Jika harta peninggalan yang tak ada pemiliknya tersebut berada di Nangroe
Aceh Darussalam, maka masalah hukum pengelolaan harta tersebut dapat
diselesaikan oleh Lembaga Baitul Maal di Aceh. Namun apabila diluar
wilayah Nangroe Aceh Darussalam yang mayoritas tidak mempunyai
lembaga Baitul Maal yang dibentuk oleh pemerintah daerah setempat atau
sejenisnya di wilayah hukumnya, maka siapakah yang akan mengelola
harta tersebut kalau bukan Lembaga Balai Harta Peninggalan, walaupun
seseorang tersebut tunduk pada hukum waris BW, hukum waris Islam
maupun hukum waris adat.
Persamaan dan perbedaan antara sistem hukum Islam dengan
sistem KUH Perdata (BW).

Sistem hukum kewarisan menurut KUH Perdata tidak membedakan antara


anak laki-laki dan anak perempuan, antara suami dan isteri, mereka berhak
semua mewaris, dan bagian anak laki-laki sama dengan bagian anak
perempuan, bagian seorang isteri atau suami sama dengan bagian anak.
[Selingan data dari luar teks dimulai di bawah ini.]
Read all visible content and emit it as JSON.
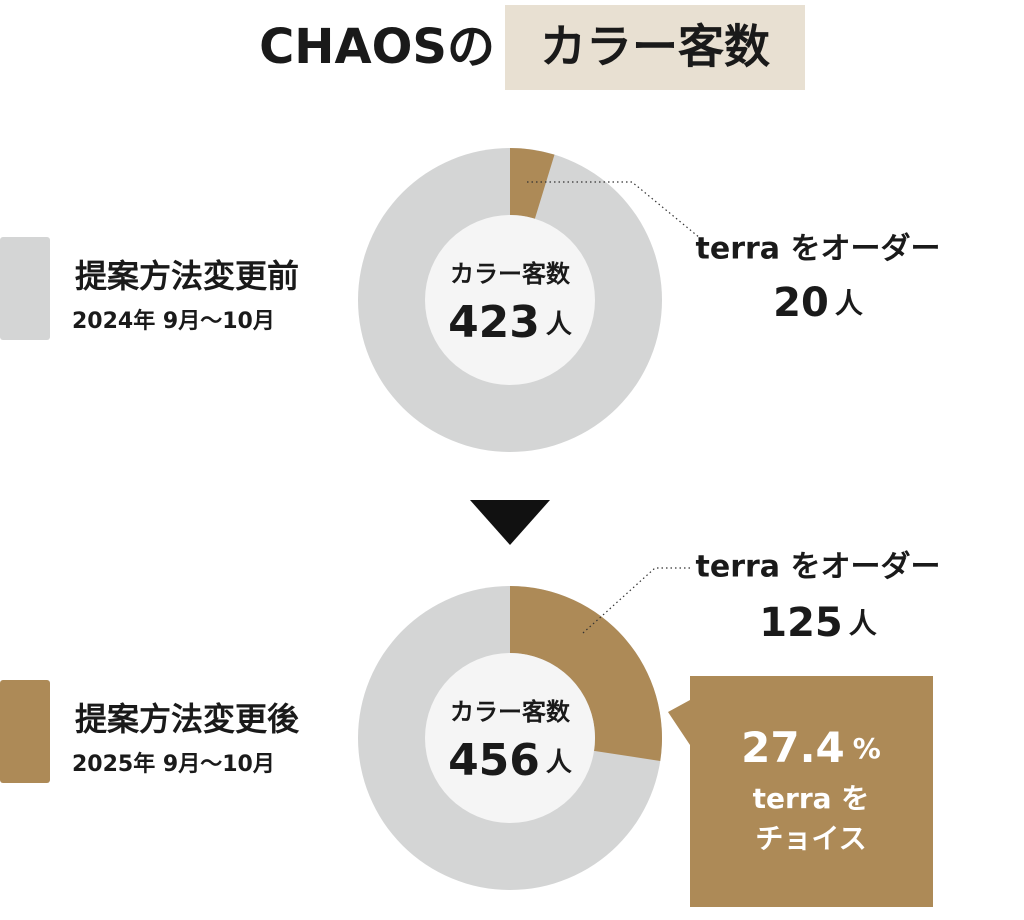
{
  "title": {
    "brand": "CHAOSの",
    "highlight": "カラー客数"
  },
  "chart_data": [
    {
      "type": "donut",
      "legend": {
        "name": "提案方法変更前",
        "period": "2024年 9月～10月",
        "color": "#d4d5d5"
      },
      "center_label": "カラー客数",
      "total": 423,
      "unit": "人",
      "segment": {
        "name": "terra をオーダー",
        "value": 20,
        "unit": "人",
        "color": "#ad8a57"
      }
    },
    {
      "type": "donut",
      "legend": {
        "name": "提案方法変更後",
        "period": "2025年 9月～10月",
        "color": "#ad8a57"
      },
      "center_label": "カラー客数",
      "total": 456,
      "unit": "人",
      "segment": {
        "name": "terra をオーダー",
        "value": 125,
        "unit": "人",
        "color": "#ad8a57"
      },
      "callout": {
        "value": 27.4,
        "unit": "%",
        "lines": [
          "terra を",
          "チョイス"
        ]
      }
    }
  ]
}
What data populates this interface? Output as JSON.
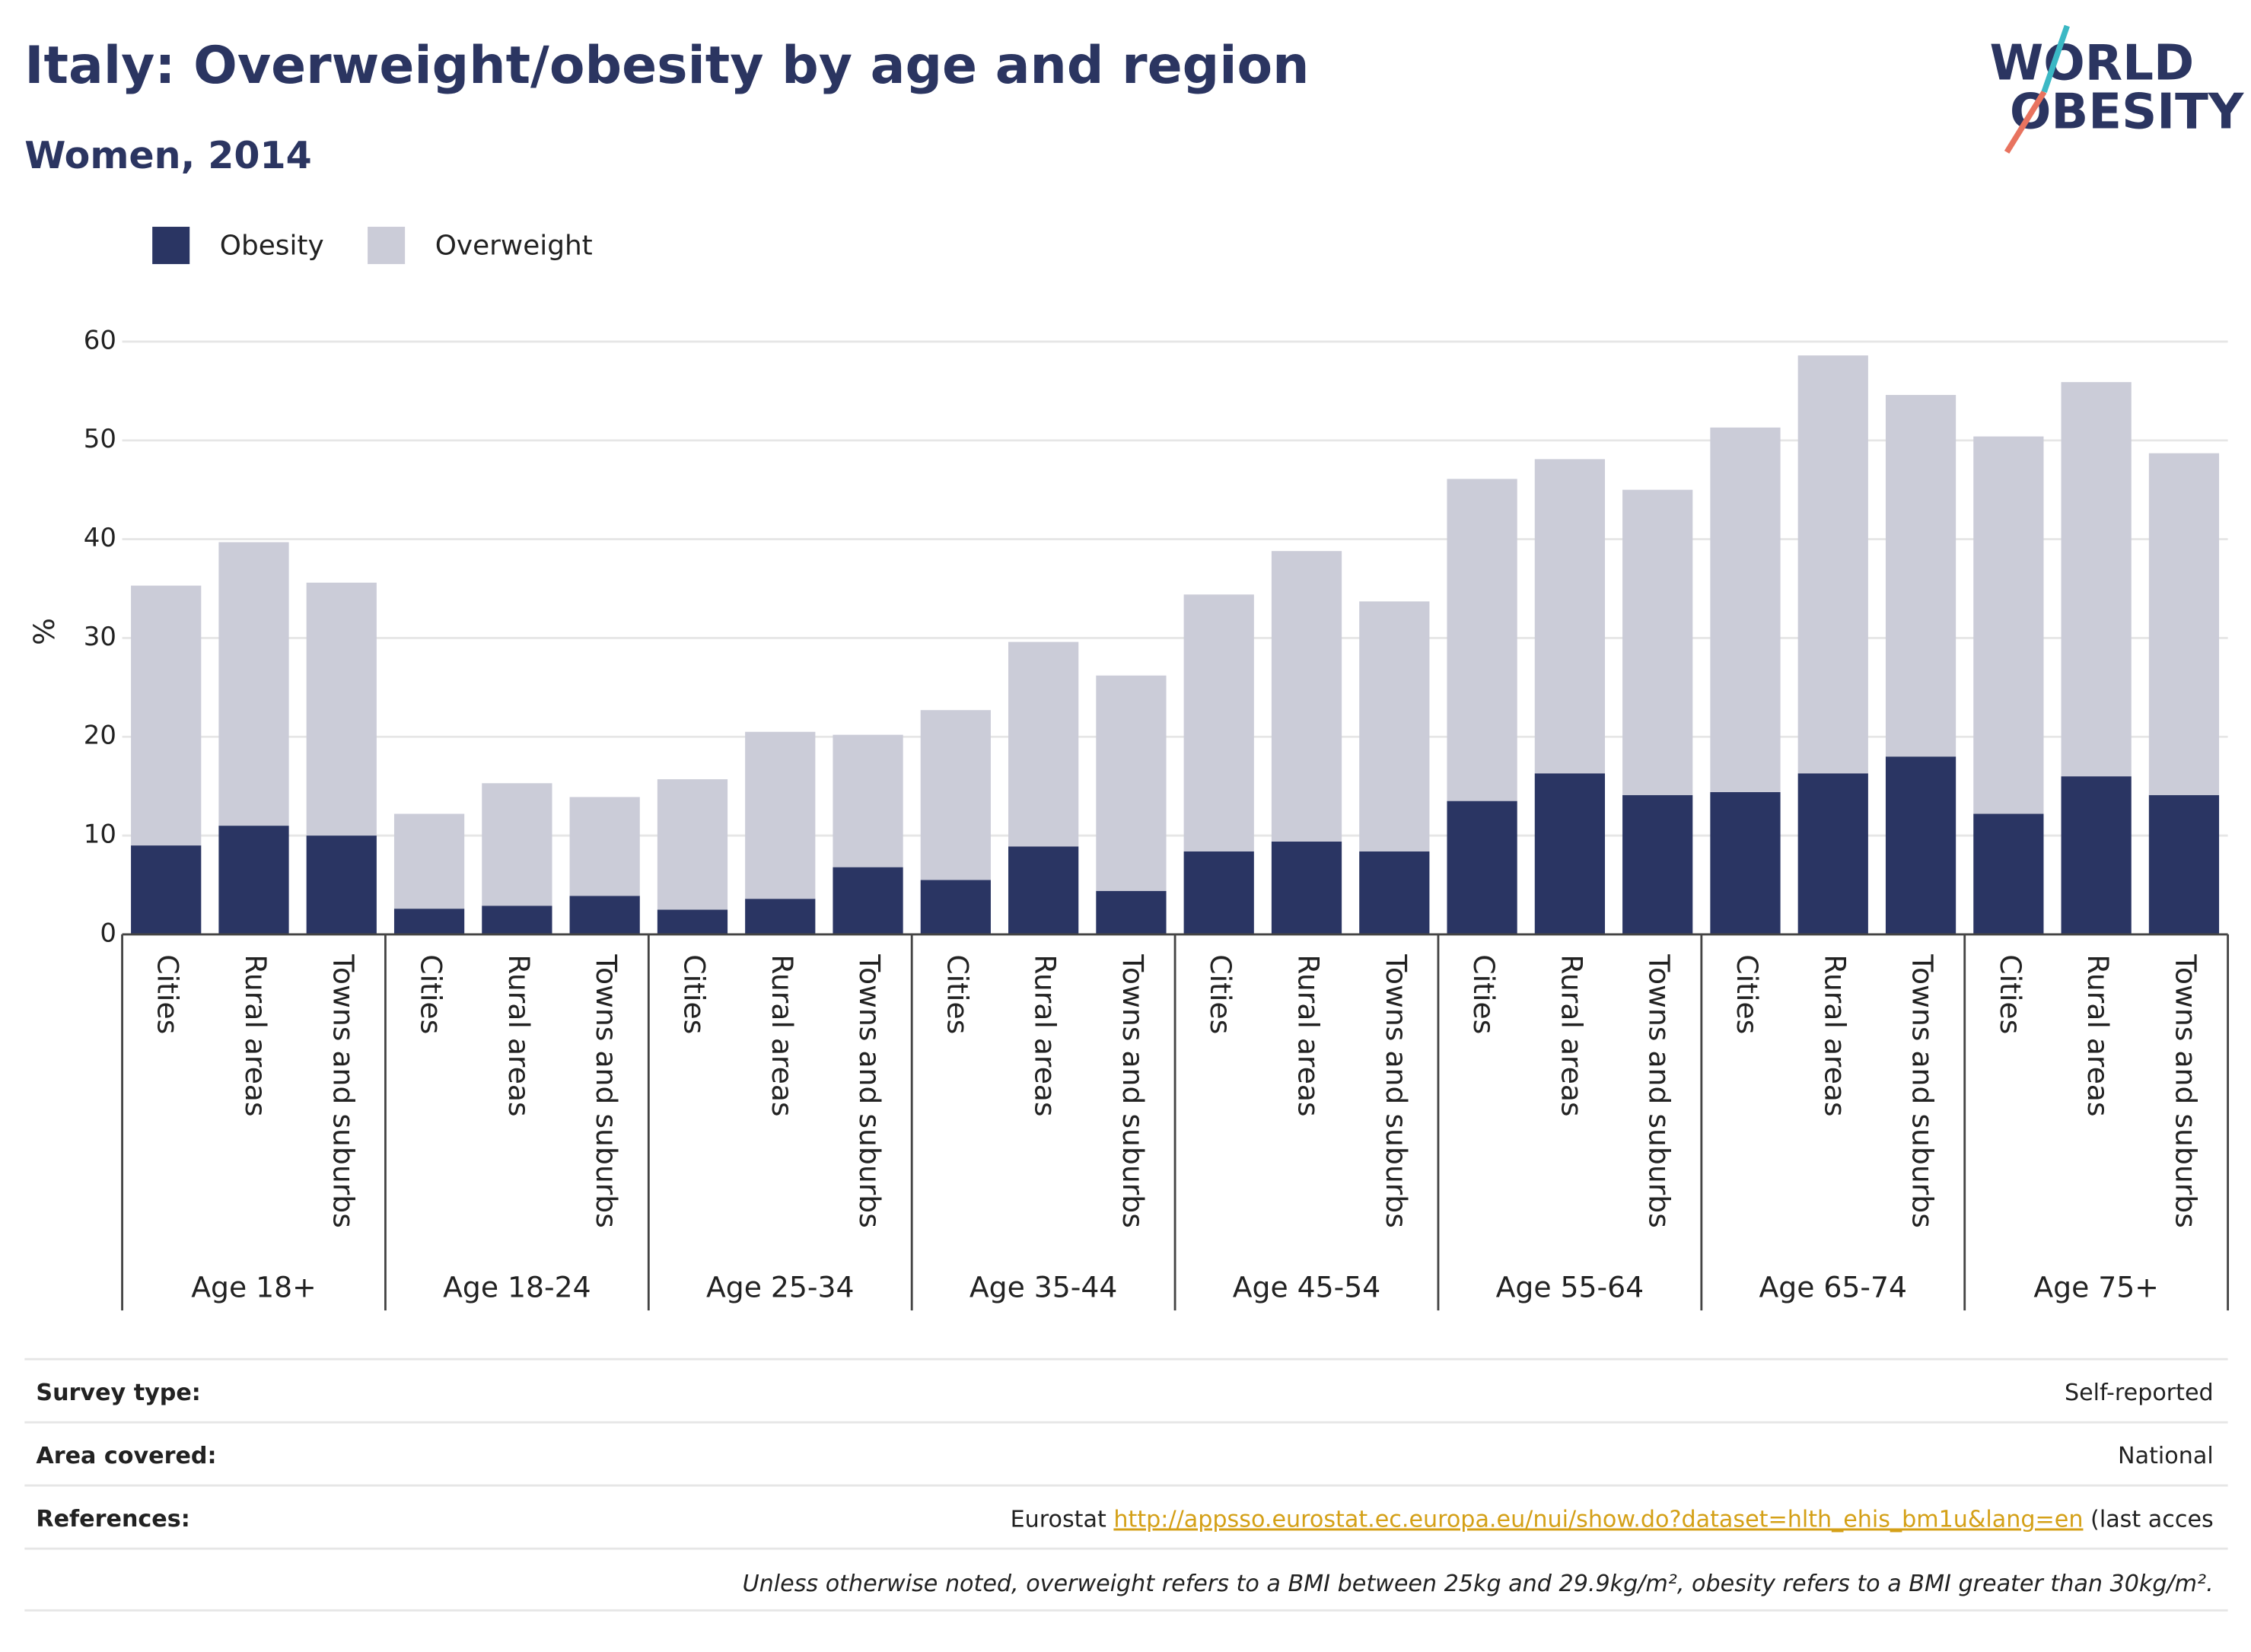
{
  "chart_data": {
    "type": "stacked_bar",
    "title": "Italy: Overweight/obesity by age and region",
    "subtitle": "Women, 2014",
    "logo": [
      "WORLD",
      "OBESITY"
    ],
    "y_label": "%",
    "groups": [
      "Age 18+",
      "Age 18-24",
      "Age 25-34",
      "Age 35-44",
      "Age 45-54",
      "Age 55-64",
      "Age 65-74",
      "Age 75+"
    ],
    "categories": [
      "Cities",
      "Rural areas",
      "Towns and suburbs",
      "Cities",
      "Rural areas",
      "Towns and suburbs",
      "Cities",
      "Rural areas",
      "Towns and suburbs",
      "Cities",
      "Rural areas",
      "Towns and suburbs",
      "Cities",
      "Rural areas",
      "Towns and suburbs",
      "Cities",
      "Rural areas",
      "Towns and suburbs",
      "Cities",
      "Rural areas",
      "Towns and suburbs",
      "Cities",
      "Rural areas",
      "Towns and suburbs"
    ],
    "series": [
      {
        "name": "Obesity",
        "color": "#2a3563",
        "values": [
          9.0,
          11.0,
          10.0,
          2.6,
          2.9,
          3.9,
          2.5,
          3.6,
          6.8,
          5.5,
          8.9,
          4.4,
          8.4,
          9.4,
          8.4,
          13.5,
          16.3,
          14.1,
          14.4,
          16.3,
          18.0,
          12.2,
          16.0,
          14.1
        ]
      },
      {
        "name": "Overweight",
        "color": "#cbccd8",
        "values": [
          26.3,
          28.7,
          25.6,
          9.6,
          12.4,
          10.0,
          13.2,
          16.9,
          13.4,
          17.2,
          20.7,
          21.8,
          26.0,
          29.4,
          25.3,
          32.6,
          31.8,
          30.9,
          36.9,
          42.3,
          36.6,
          38.2,
          39.9,
          34.6
        ]
      }
    ],
    "ylim": [
      0,
      60
    ],
    "yticks": [
      0,
      10,
      20,
      30,
      40,
      50,
      60
    ],
    "grid": true,
    "legend": "top-left"
  },
  "footer": {
    "rows": [
      {
        "label": "Survey type:",
        "value": "Self-reported"
      },
      {
        "label": "Area covered:",
        "value": "National"
      }
    ],
    "references": {
      "label": "References:",
      "source": "Eurostat",
      "url": "http://appsso.eurostat.ec.europa.eu/nui/show.do?dataset=hlth_ehis_bm1u&lang=en",
      "rest": "(last acces"
    },
    "note": "Unless otherwise noted, overweight refers to a BMI between 25kg and 29.9kg/m², obesity refers to a BMI greater than 30kg/m²."
  }
}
Apabila dihubungkan dengan sistem keturunan, maka KUH Perdata


menganut system keturunan Bilateral, dimana setiap orang itu
menghubungkan dirinya dengan keturunan ayah mapun ibunya, artinya
ahli waris berhak mewaris dari ayah jika ayah meninggal dan berhak
mewaris dari ibu jika ibu meninggal, berarti ini ada persamaan dengan
hukum Islam.
Persamaan antara sistem hukum Islam dengan sistem KUH
Perdata (BW).

Persamaanya apabila dihubungkan antara sitem hukum waris menurut


Islam dengan sistem kewarisan menurut KUH Perdata, baik menurut KUH
Perdata maupun menurut hukum kewarisan Islam sama-sama menganut
system kewarisan individual, artinya sejak terbukanya waris (meninggalnya
pewaris) harta warisan dapat dibagi-bagi pemilikannya antara ahli waris.
Tiap ahli waris berhak menuntut bagian warisan yang menjadi haknya. Jadi
sistem kewarisan yang dianut oleh KUH Perdata adalah sistem kewarisan
individul bilateral (Subekti, 1953: 69).
Perbedaan antara sistem hukum Islam dengan sistem KUH
Perdata (BW).

sedangkan perbedaannya adalah terletak pada saat pewaris meninggal dunia, maka harta tersebut
harus dikurangi dulu pengluaran-pengluaran antara lain apakah harta tersebut sudah dikeluarkan
zakatnya, kemudian dikurangi untuk membayar hutang atau merawat jenazahnya dulu, setelah bersih,
baru dibagi kepada ahli waris, sedangkan menurut KUH Perdata tidak mengenal hal tersebut,
perbedaan selanjutnya adalah terletak pada besar dan kecilnya bagian yang diterima para ahli waris
masing-masing, yang menurut ketentuan KUH Perdata semua bagian ahli waris adalah sama, tidak
membedakan apakah anak, atau saudara, atau ibu dan lain-lain, semua sama rata, sedangkan menurut
hukum Islam dibedakan bagian antara ahli waris yang satu dengan yang ahli waris yang lain.